The Court: You see, our forefathers decided, by the adoption of our constitution, how this nation would be run, and following that adoption this state was created and the people of this state in 1889 adopted their own constitution. In 1972 the people of our state changed their constitution. So the law, of course, is the Constitution of the United States, the Constitution of the State of Montana, the legislative enactments that our legislature passes, and the judicial decisions, and they all say that a defendant in a criminal case is presumed to be innocent and that he has no obligation to present any evidence whatsoever. Now, of course, other countries have different systems of law and justice. For example, in Hitler’s Germany every defendant was guilty, once arrested, and it was the Court's obligation to the state to make sure to find the defendant guilty. The German government was very efficient. They built excellent highways and war machinery and had very speedy justice. Under the German system we wouldn’t have had to spend the time that we have spent here attempting to select a fair and impartial jury, because once the arrest was made the defendant would have been guilty unless he could prove beyond a shadow of a doubt that he was innocent. But that is not our system of justice, and that is why it is important as well as necessary to know what your feelings are, because no one in this room really knows how your mind works and what your opinions are. No one knows that except you, and so we have to ask you questions, of course.
A. Yes.
The Court: There is nothing immoral or illegal with disagreeing with' the American law, and a lot of people do.

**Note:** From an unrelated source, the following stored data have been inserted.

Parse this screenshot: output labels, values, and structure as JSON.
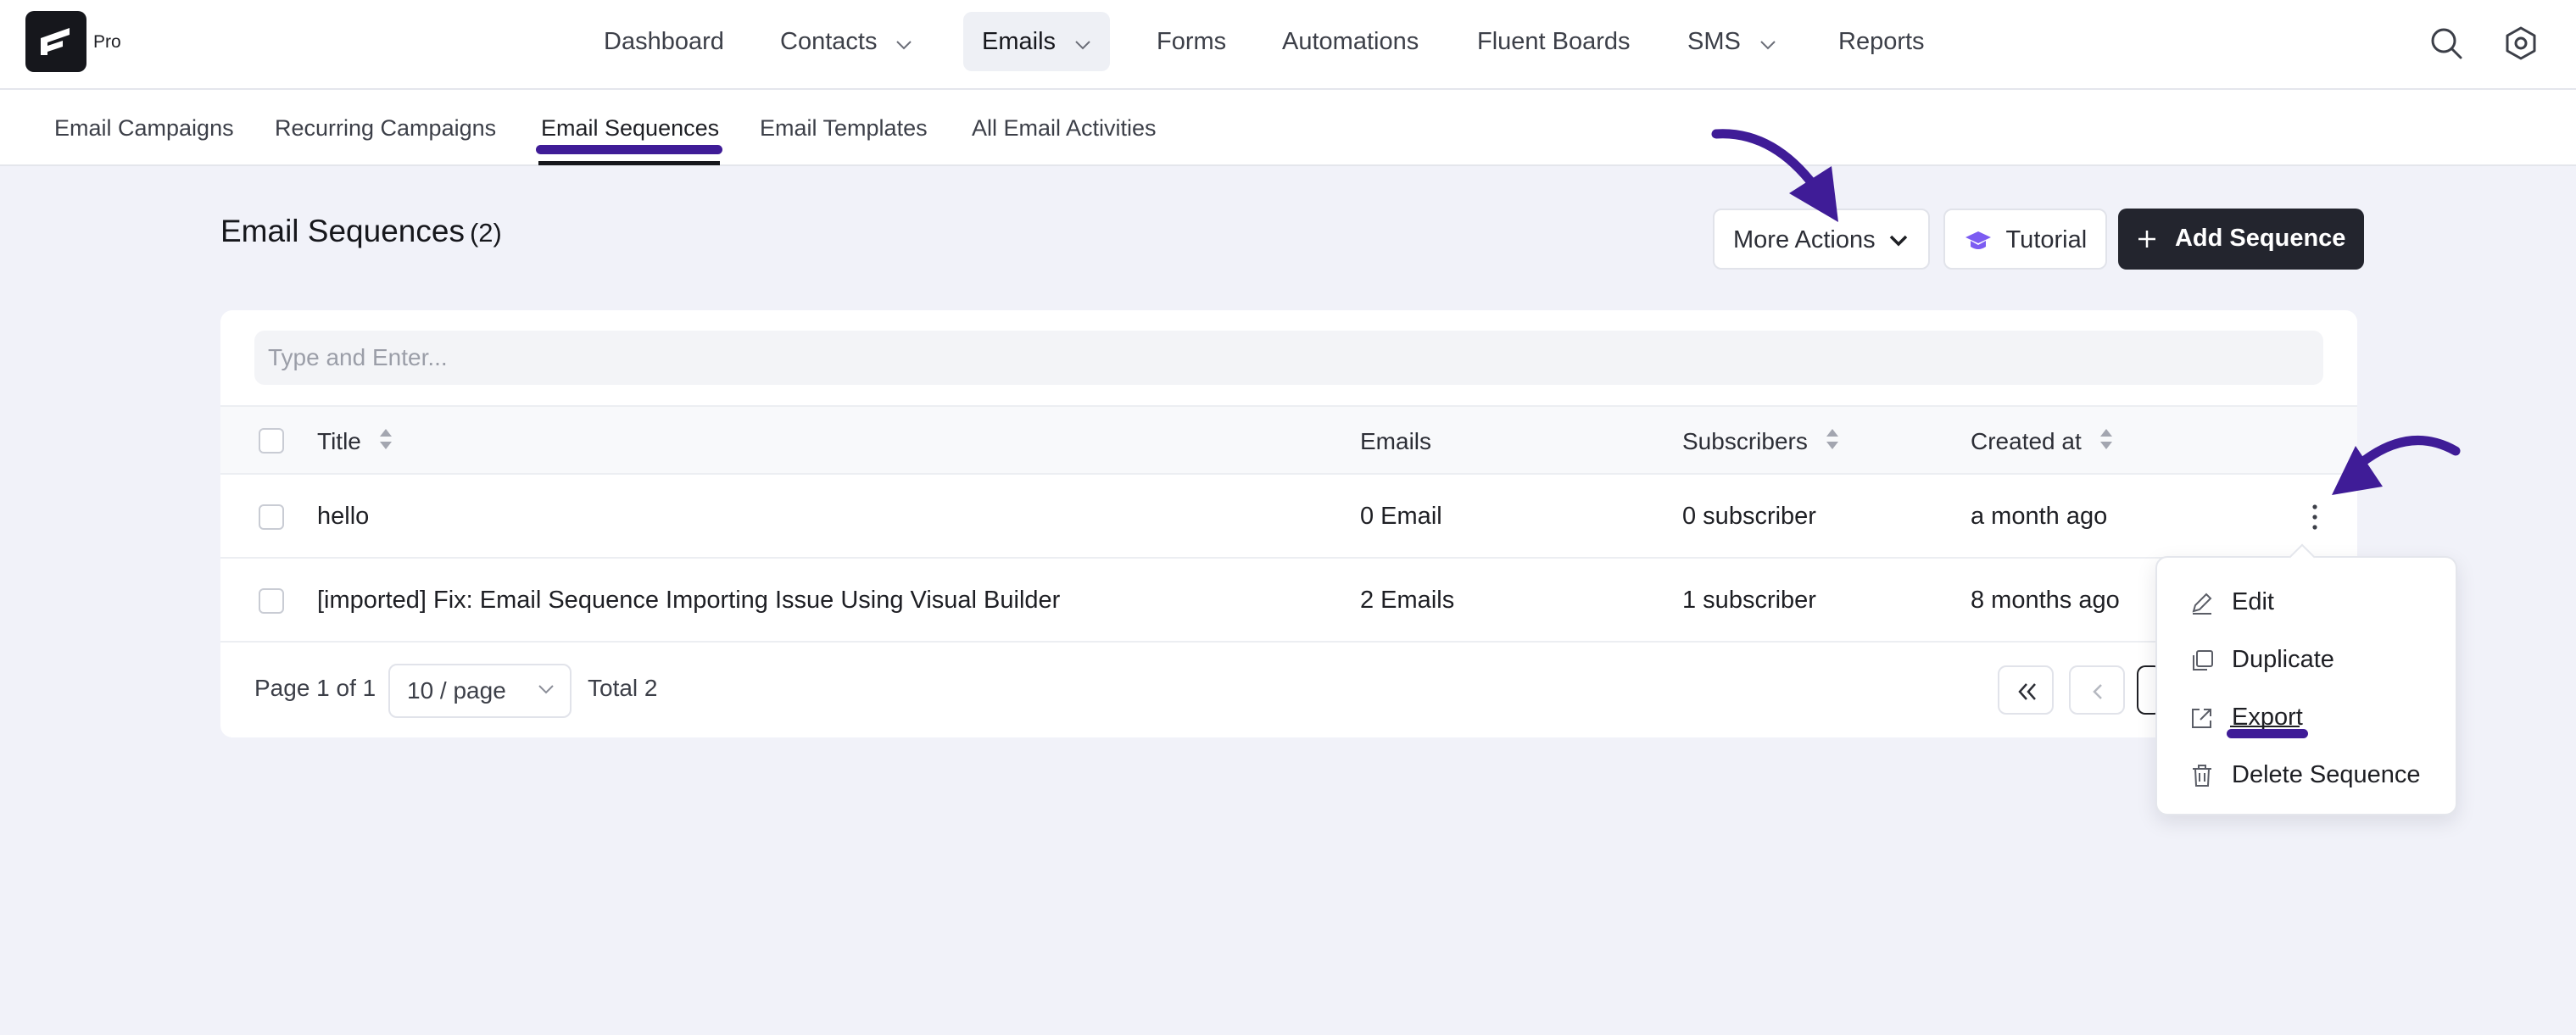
{
  "brand": {
    "logo_text": "Pro"
  },
  "nav": {
    "items": [
      {
        "label": "Dashboard"
      },
      {
        "label": "Contacts"
      },
      {
        "label": "Emails"
      },
      {
        "label": "Forms"
      },
      {
        "label": "Automations"
      },
      {
        "label": "Fluent Boards"
      },
      {
        "label": "SMS"
      },
      {
        "label": "Reports"
      }
    ],
    "active": "Emails"
  },
  "subnav": {
    "items": [
      {
        "label": "Email Campaigns"
      },
      {
        "label": "Recurring Campaigns"
      },
      {
        "label": "Email Sequences"
      },
      {
        "label": "Email Templates"
      },
      {
        "label": "All Email Activities"
      }
    ],
    "active": "Email Sequences"
  },
  "header": {
    "title": "Email Sequences",
    "count": "(2)",
    "more_actions": "More Actions",
    "tutorial": "Tutorial",
    "add_sequence": "Add Sequence"
  },
  "search": {
    "placeholder": "Type and Enter..."
  },
  "table": {
    "columns": [
      {
        "label": "Title"
      },
      {
        "label": "Emails"
      },
      {
        "label": "Subscribers"
      },
      {
        "label": "Created at"
      }
    ],
    "rows": [
      {
        "title": "hello",
        "emails": "0 Email",
        "subscribers": "0 subscriber",
        "created": "a month ago"
      },
      {
        "title": "[imported] Fix: Email Sequence Importing Issue Using Visual Builder",
        "emails": "2 Emails",
        "subscribers": "1 subscriber",
        "created": "8 months ago"
      }
    ]
  },
  "pagination": {
    "page_text": "Page 1 of 1",
    "per_page": "10 / page",
    "total": "Total 2"
  },
  "row_menu": {
    "items": [
      {
        "label": "Edit",
        "icon": "edit-icon"
      },
      {
        "label": "Duplicate",
        "icon": "duplicate-icon"
      },
      {
        "label": "Export",
        "icon": "export-icon"
      },
      {
        "label": "Delete Sequence",
        "icon": "trash-icon"
      }
    ]
  },
  "colors": {
    "annotation": "#3f1c97",
    "dark_button": "#23252e",
    "page_bg": "#f1f2f9",
    "tutorial_icon": "#7c5cf2"
  }
}
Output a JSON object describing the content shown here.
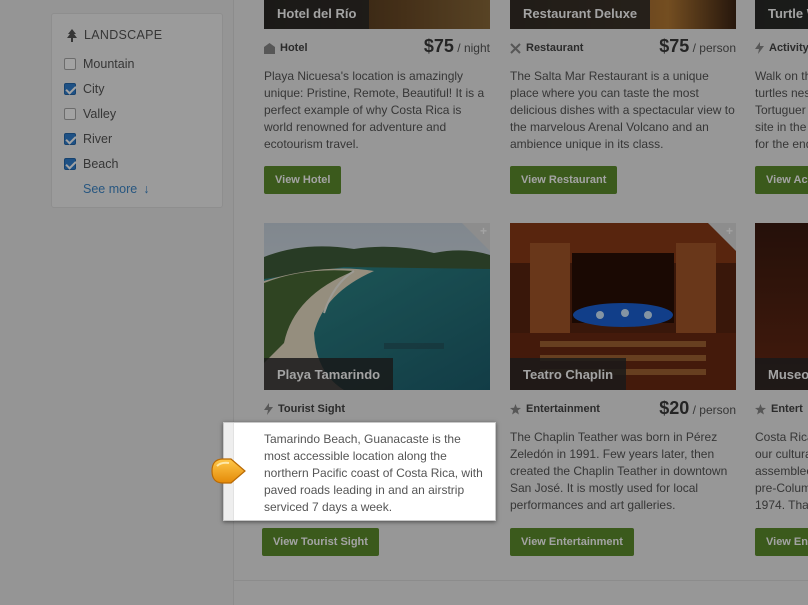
{
  "sidebar": {
    "title": "LANDSCAPE",
    "title_icon": "tree-icon",
    "filters": [
      {
        "label": "Mountain",
        "checked": false
      },
      {
        "label": "City",
        "checked": true
      },
      {
        "label": "Valley",
        "checked": false
      },
      {
        "label": "River",
        "checked": true
      },
      {
        "label": "Beach",
        "checked": true
      }
    ],
    "see_more": "See more",
    "see_more_arrow": "↓"
  },
  "cards": {
    "hotel": {
      "name": "Hotel del Río",
      "category": "Hotel",
      "category_icon": "building-icon",
      "price": "$75",
      "unit": "/ night",
      "description": "Playa Nicuesa's location is amazingly unique: Pristine, Remote, Beautiful! It is a perfect example of why Costa Rica is world renowned for adventure and ecotourism travel.",
      "button": "View Hotel"
    },
    "restaurant": {
      "name": "Restaurant Deluxe",
      "category": "Restaurant",
      "category_icon": "utensils-icon",
      "price": "$75",
      "unit": "/ person",
      "description": "The Salta Mar Restaurant is a unique place where you can taste the most delicious dishes with a spectacular view to the marvelous Arenal Volcano and an ambience unique in its class.",
      "button": "View Restaurant"
    },
    "activity": {
      "name": "Turtle W",
      "category": "Activity",
      "category_icon": "bolt-icon",
      "description_lines": [
        "Walk on th",
        "turtles nes",
        "Tortuguer",
        "site in the",
        "for the end"
      ],
      "button": "View Ac"
    },
    "tamarindo": {
      "name": "Playa Tamarindo",
      "category": "Tourist Sight",
      "category_icon": "bolt-icon",
      "description": "Tamarindo Beach, Guanacaste is the most accessible location along the northern Pacific coast of Costa Rica, with paved roads leading in and an airstrip serviced 7 days a week.",
      "button": "View Tourist Sight",
      "corner": "+"
    },
    "teatro": {
      "name": "Teatro Chaplin",
      "category": "Entertainment",
      "category_icon": "star-icon",
      "price": "$20",
      "unit": "/ person",
      "description": "The Chaplin Teather was born in Pérez Zeledón in 1991. Few years later, then created the Chaplin Teather in downtown San José. It is mostly used for local performances and art galleries.",
      "button": "View Entertainment",
      "corner": "+"
    },
    "museo": {
      "name": "Museo",
      "category": "Entert",
      "category_icon": "star-icon",
      "description_lines": [
        "Costa Rica",
        "our cultura",
        "assemblec",
        "pre-Colum",
        "1974.  Tha"
      ],
      "button": "View En"
    }
  },
  "colors": {
    "button_green": "#5d8d2d",
    "link_blue": "#3f88c9",
    "checkbox_blue": "#2f7fd0",
    "pointer_orange": "#f3a515"
  }
}
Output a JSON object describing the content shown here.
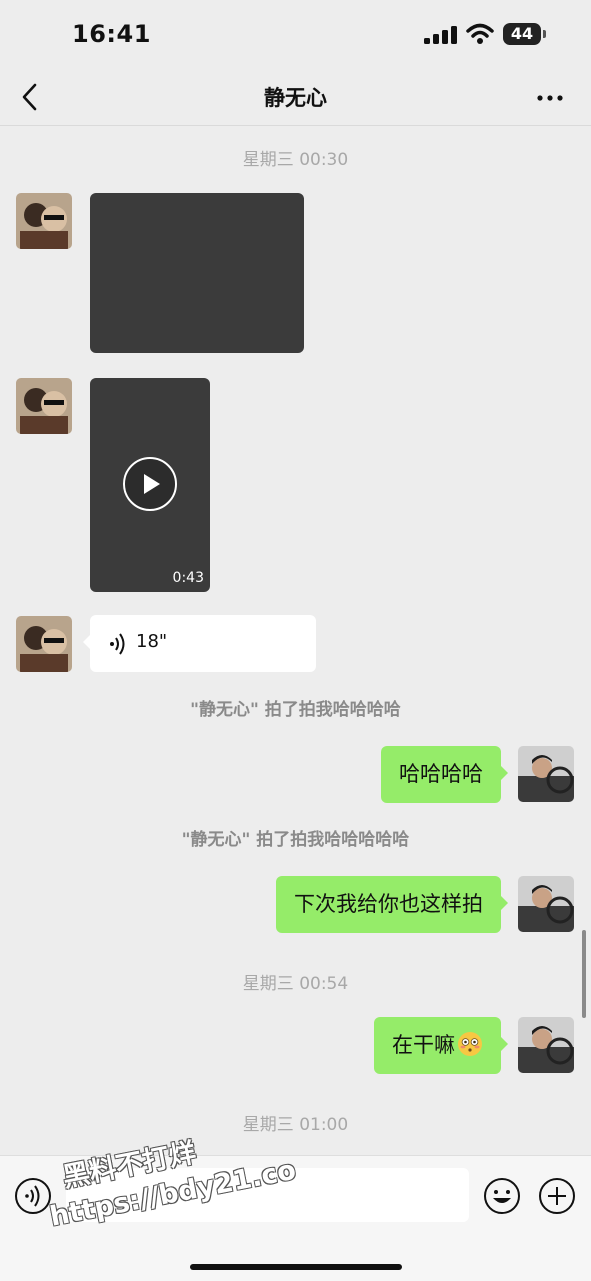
{
  "status_bar": {
    "time": "16:41",
    "battery": "44"
  },
  "nav": {
    "title": "静无心",
    "back_icon": "chevron-left-icon",
    "more_icon": "ellipsis-icon"
  },
  "messages": {
    "timestamp_1": "星期三 00:30",
    "video_duration": "0:43",
    "voice_duration": "18\"",
    "system_note_1": "\"静无心\" 拍了拍我哈哈哈哈",
    "out_text_1": "哈哈哈哈",
    "system_note_2": "\"静无心\" 拍了拍我哈哈哈哈哈",
    "out_text_2": "下次我给你也这样拍",
    "timestamp_2": "星期三 00:54",
    "out_text_3": "在干嘛",
    "out_text_3_emoji": "flushed-face-emoji",
    "timestamp_3": "星期三 01:00"
  },
  "input_bar": {
    "placeholder": "",
    "watermark_line_1": "黑料不打烊",
    "watermark_line_2": "https://bdy21.co"
  },
  "colors": {
    "outgoing_bubble": "#95ec69",
    "incoming_bubble": "#ffffff",
    "background": "#ededed"
  }
}
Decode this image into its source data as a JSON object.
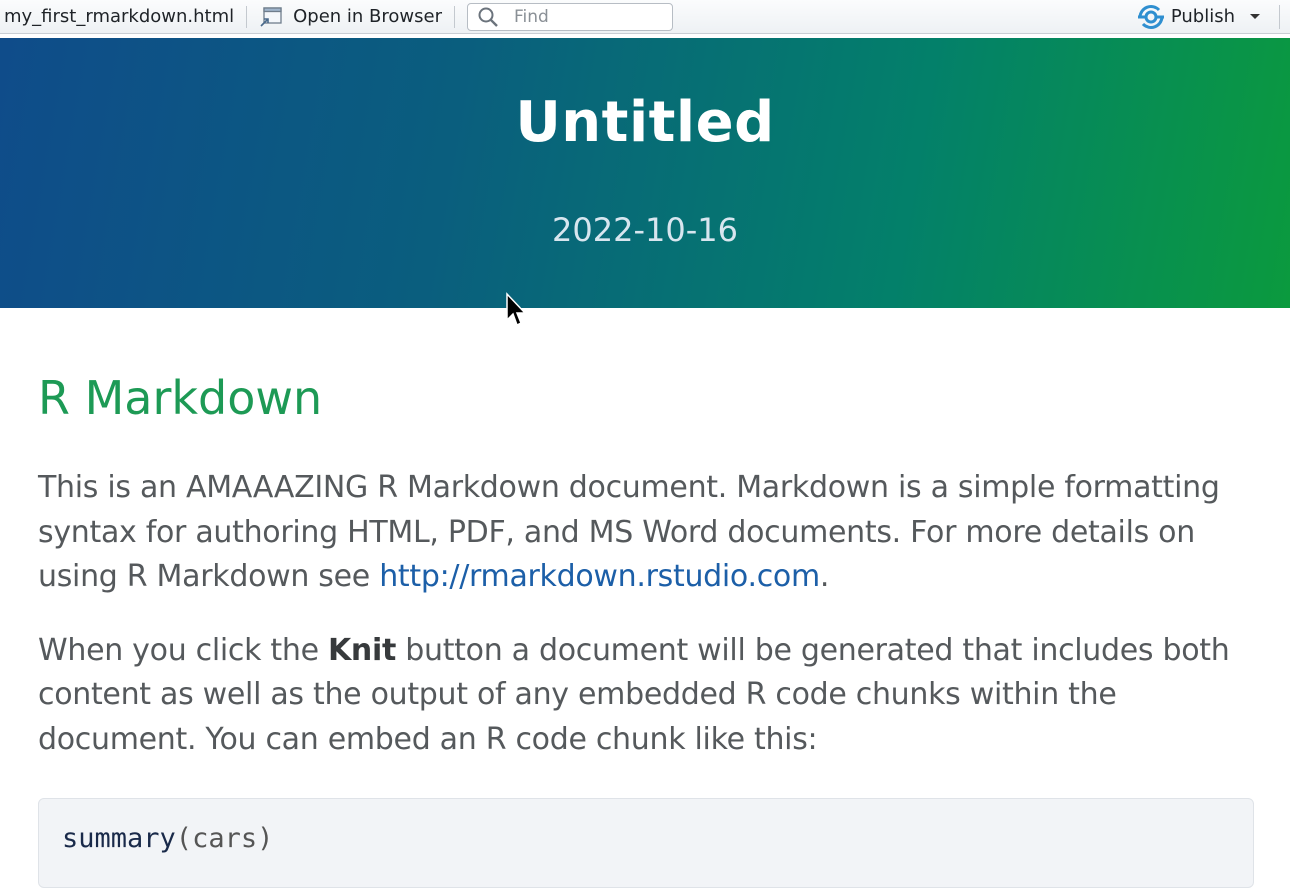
{
  "toolbar": {
    "filename": "my_first_rmarkdown.html",
    "open_browser_label": "Open in Browser",
    "find_placeholder": "Find",
    "publish_label": "Publish"
  },
  "document": {
    "title": "Untitled",
    "date": "2022-10-16",
    "heading": "R Markdown",
    "para1_text": "This is an AMAAAZING R Markdown document. Markdown is a simple formatting syntax for authoring HTML, PDF, and MS Word documents. For more details on using R Markdown see ",
    "para1_link": "http://rmarkdown.rstudio.com",
    "para1_end": ".",
    "para2_start": "When you click the ",
    "para2_bold": "Knit",
    "para2_end": " button a document will be generated that includes both content as well as the output of any embedded R code chunks within the document. You can embed an R code chunk like this:",
    "code_fn": "summary",
    "code_open": "(",
    "code_arg": "cars",
    "code_close": ")"
  },
  "colors": {
    "banner_start": "#0f4c8a",
    "banner_end": "#0b9a3e",
    "heading": "#1d9a55",
    "link": "#1c5fa8"
  },
  "icons": [
    "open-in-browser-icon",
    "search-icon",
    "publish-icon",
    "chevron-down-icon",
    "mouse-cursor"
  ]
}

We are interested in determining whether you agree with- the American law and if you will follow it, and if you tell us that you disagree with it and won’t follow it then you will be excused from jury duty, and we will not embarass you in any way. Now what we are trying to determine here is, No. 1, will you follow the law of the land as stated by me in the instructions? even though you may not like the law or disagree with it, will you follow it? That’s one question. Question No. 2 is have you a preconceived determination in your own mind as this time as to the defendant’s guilt? In other words do you believe the defendant is guilty right now as you sit here? I will ask you that now.
A. Yes, I would say likely.
The Court: And, therefore, it would take evidence on his part to prove he was innocent, wouldn’t it?
A. Yes.
The Court: Of course, that isn’t the law of this country.
A. No.
The Court: So what you are really saying is that you are sorry, and you can go to the church camp.
A. Well, I didn’t say these things just to—
The Court: No, I'm not accusing you of that or suggesting that. I am saying that it is only through your personal integrity and honesty that we can find a fair and impartial jury and an unbiased jury, and that is what the law of this land requires.
A. Yes.
The Court: It would be of no avail to select a juror that had already decided this case.
A. That’s true.
The Court: That is what the law requires, a fair and impartial and unbiased jury, and that is what we are attempting to do. You need not feel in any way that you haven’t lived up to your civic responsibility, and we commend you for your honesty. You are excused now and need not come back.
A. Thank you.

. At a minimum, the majority should require an evidentiary hearing to determine the extent and nature of the disturbance before deciding that it adds nothing of significance to Bashor’s allegations of community prejudice.